We can also tell lace exactly which transitions to run.

// Run for 1000 iterations. Use the Gibbs column reassignment kernel, and
// alternate between the merge-split (Sams) and slice row kernels
let run_config = EngineUpdateConfig::new()
    .n_iters(100)
    .transitions(vec![
        StateTransition::ColumnAssignment(ColAssignAlg::Gibbs),
        StateTransition::StateAlpha,
        StateTransition::RowAssignment(RowAssignAlg::Sams),
        StateTransition::ComponentParams,
        StateTransition::RowAssignment(RowAssignAlg::Slice),
        StateTransition::ComponentParams,
        StateTransition::ViewAlphas,
        StateTransition::FeaturePriors,
    ]);

engine.update(run_config.clone(), ()).unwrap();

Note the second argument to engine.update. This is the update handler, which allows users to do things like attach progress bars, handle Ctrl+C, and collect additional diagnostic information. There are a number a built-ins for common use case, but you can implement UpdateHandler for your own types if you need extra capabilities. () is the null update handler.

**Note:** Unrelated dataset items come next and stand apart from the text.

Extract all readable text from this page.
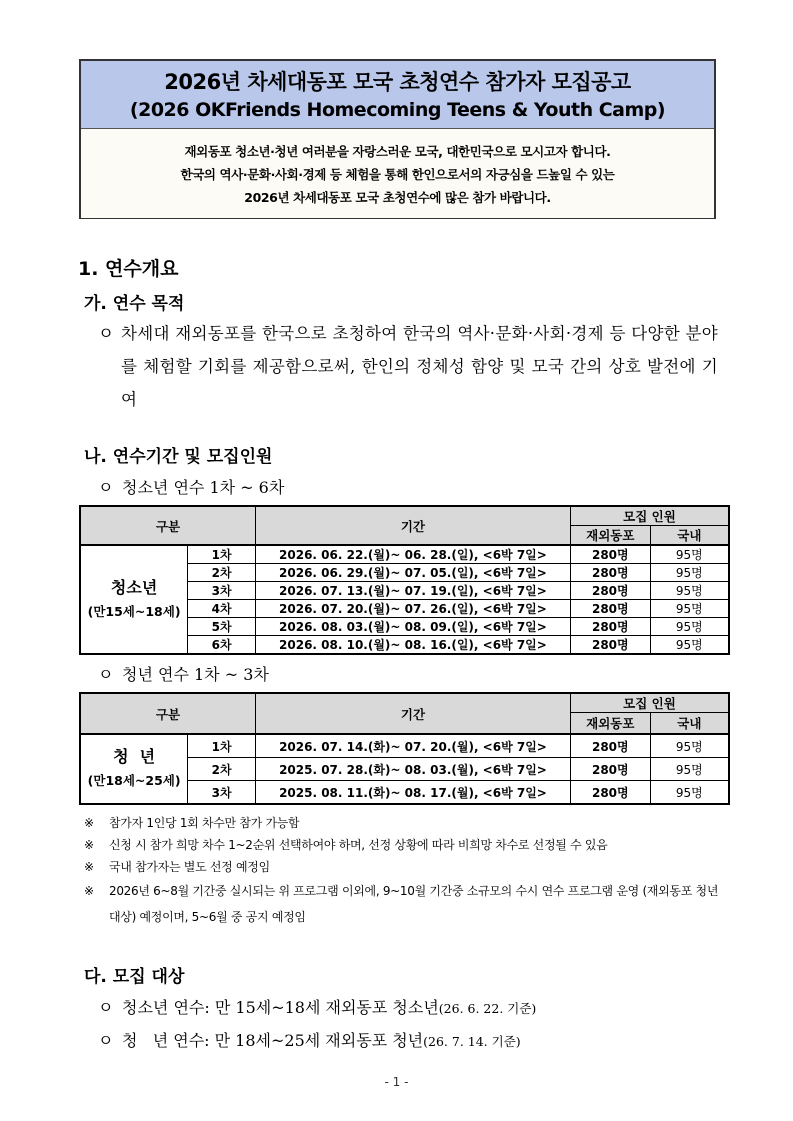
2026년 차세대동포 모국 초청연수 참가자 모집공고
(2026 OKFriends Homecoming Teens & Youth Camp)
재외동포 청소년·청년 여러분을 자랑스러운 모국, 대한민국으로 모시고자 합니다.
한국의 역사·문화·사회·경제 등 체험을 통해 한인으로서의 자긍심을 드높일 수 있는
2026년 차세대동포 모국 초청연수에 많은 참가 바랍니다.
1. 연수개요
가. 연수 목적
ㅇ 차세대 재외동포를 한국으로 초청하여 한국의 역사·문화·사회·경제 등 다양한 분야를 체험할 기회를 제공함으로써, 한인의 정체성 함양 및 모국 간의 상호 발전에 기여
나. 연수기간 및 모집인원
ㅇ 청소년 연수 1차 ~ 6차
구분		기간	모집 인원	
			재외동포	국내
청소년
(만15세~18세)	1차	2026. 06. 22.(월)~ 06. 28.(일), <6박 7일>	280명	95명
	2차	2026. 06. 29.(월)~ 07. 05.(일), <6박 7일>	280명	95명
	3차	2026. 07. 13.(월)~ 07. 19.(일), <6박 7일>	280명	95명
	4차	2026. 07. 20.(월)~ 07. 26.(일), <6박 7일>	280명	95명
	5차	2026. 08. 03.(월)~ 08. 09.(일), <6박 7일>	280명	95명
	6차	2026. 08. 10.(월)~ 08. 16.(일), <6박 7일>	280명	95명
ㅇ 청년 연수 1차 ~ 3차
구분		기간	모집 인원	
			재외동포	국내
청  년
(만18세~25세)	1차	2026. 07. 14.(화)~ 07. 20.(월), <6박 7일>	280명	95명
	2차	2025. 07. 28.(화)~ 08. 03.(월), <6박 7일>	280명	95명
	3차	2025. 08. 11.(화)~ 08. 17.(월), <6박 7일>	280명	95명
※ 참가자 1인당 1회 차수만 참가 가능함
※ 신청 시 참가 희망 차수 1~2순위 선택하여야 하며, 선정 상황에 따라 비희망 차수로 선정될 수 있음
※ 국내 참가자는 별도 선정 예정임
※ 2026년 6~8월 기간중 실시되는 위 프로그램 이외에, 9~10월 기간중 소규모의 수시 연수 프로그램 운영 (재외동포 청년 대상) 예정이며, 5~6월 중 공지 예정임
다. 모집 대상
ㅇ 청소년 연수: 만 15세~18세 재외동포 청소년(26. 6. 22. 기준)
ㅇ 청   년 연수: 만 18세~25세 재외동포 청년(26. 7. 14. 기준)
- 1 -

If we wanted a simple progressbar

use lace::prelude::update_handler::ProgressBar;

engine.update(run_config.clone(), ProgressBar::new()).unwrap();

Or if we wanted a progress bar and a Ctrl+C handler, we can use a tuple of UpdateHandlers.

use lace::prelude::update_handler::CtrlC;

engine.update(
    run_config,
    (ProgressBar::new(), CtrlC::new())
).unwrap();

Python

Let's load an Engine from an example and run it with the default transitions for 1000 iterations.

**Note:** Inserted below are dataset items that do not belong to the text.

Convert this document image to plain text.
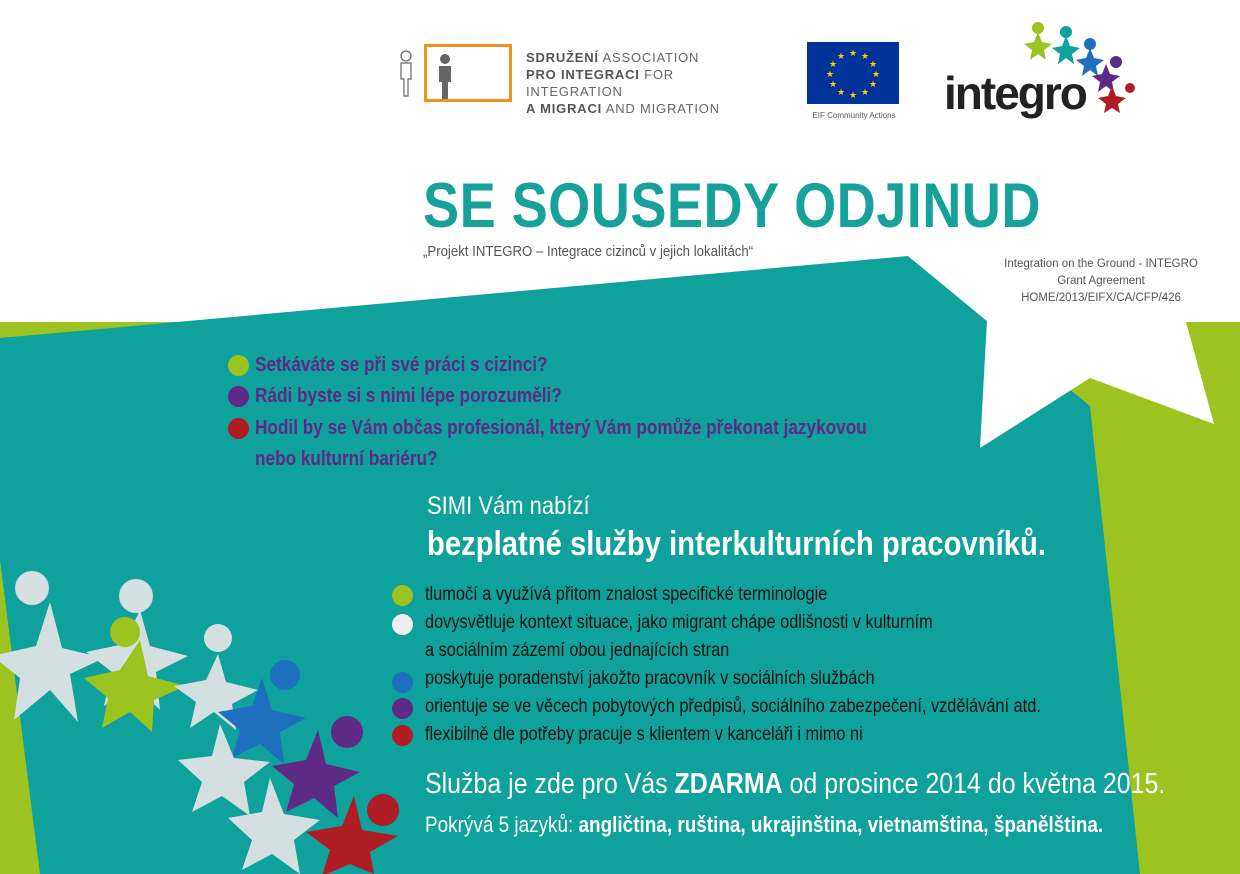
SDRUŽENÍ ASSOCIATION
PRO INTEGRACI FOR INTEGRATION
A MIGRACI AND MIGRATION
★ ★
★
★
★
★
★
★
★
★
★
★
EIF Community Actions	integro
SE SOUSEDY ODJINUD
„Projekt INTEGRO – Integrace cizinců v jejich lokalitách“
Integration on the Ground - INTEGRO
Grant Agreement HOME/2013/EIFX/CA/CFP/426
Setkáváte se při své práci s cizinci?
Rádi byste si s nimi lépe porozuměli?
Hodil by se Vám občas profesionál, který Vám pomůže překonat jazykovou
nebo kulturní bariéru?
SIMI Vám nabízí
bezplatné služby interkulturních pracovníků.
tlumočí a využívá přitom znalost specifické terminologie
dovysvětluje kontext situace, jako migrant chápe odlišnosti v kulturním
a sociálním zázemí obou jednajících stran
poskytuje poradenství jakožto pracovník v sociálních službách
orientuje se ve věcech pobytových předpisů, sociálního zabezpečení, vzdělávání atd.
flexibilně dle potřeby pracuje s klientem v kanceláři i mimo ni
Služba je zde pro Vás ZDARMA od prosince 2014 do května 2015.
Pokrývá 5 jazyků: angličtina, ruština, ukrajinština, vietnamština, španělština.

from lace.examples import Satellites

engine = Satellites()
engine.update(100)

As in rust, we can control which transitions are run. Let's just update the row assignments a bunch of times.

from lace import RowKernel, StateTransition

engine.update(
    500,
    timeout=10,              # each state can run for at most 10 seconds
    checkpoint=250,          # save progress every 250 iterations
    save_path="mydata.lace",
    transitions=[
        StateTransition.row_assignment(RowKernel.slice()),
        StateTransition.view_alphas(),
    ],
)

Convergence

When training a neural network, we monitor for convergence in the error or loss. When, say, we see diminishing returns in our loss function with each epoch, or we see overfitting in the validation set, it is time to stop. Convergence in MCMC is a bit different. We say our Markov Chain has converged when it has settled into a situation in which it is producing draws from the posterior distribution. In the beginning state of the chain, it is rapidly moving away from the low probability area in which it was initialized and into the higher probability areas more representative of the posterior.

To monitor convergence, we observe the score (which is proportional to the likelihood) over time. If the score stops increasing and begins to oscillate, one of two things has happened: we have settled into the posterior distribution, or the Markov Chain has gotten stuck on an island of high likelihood. When a model is identifiable (meaning that each unique parameter set creates a unique model) the posterior distribution is unimodal, which means there is only one peak, which is easily mapped.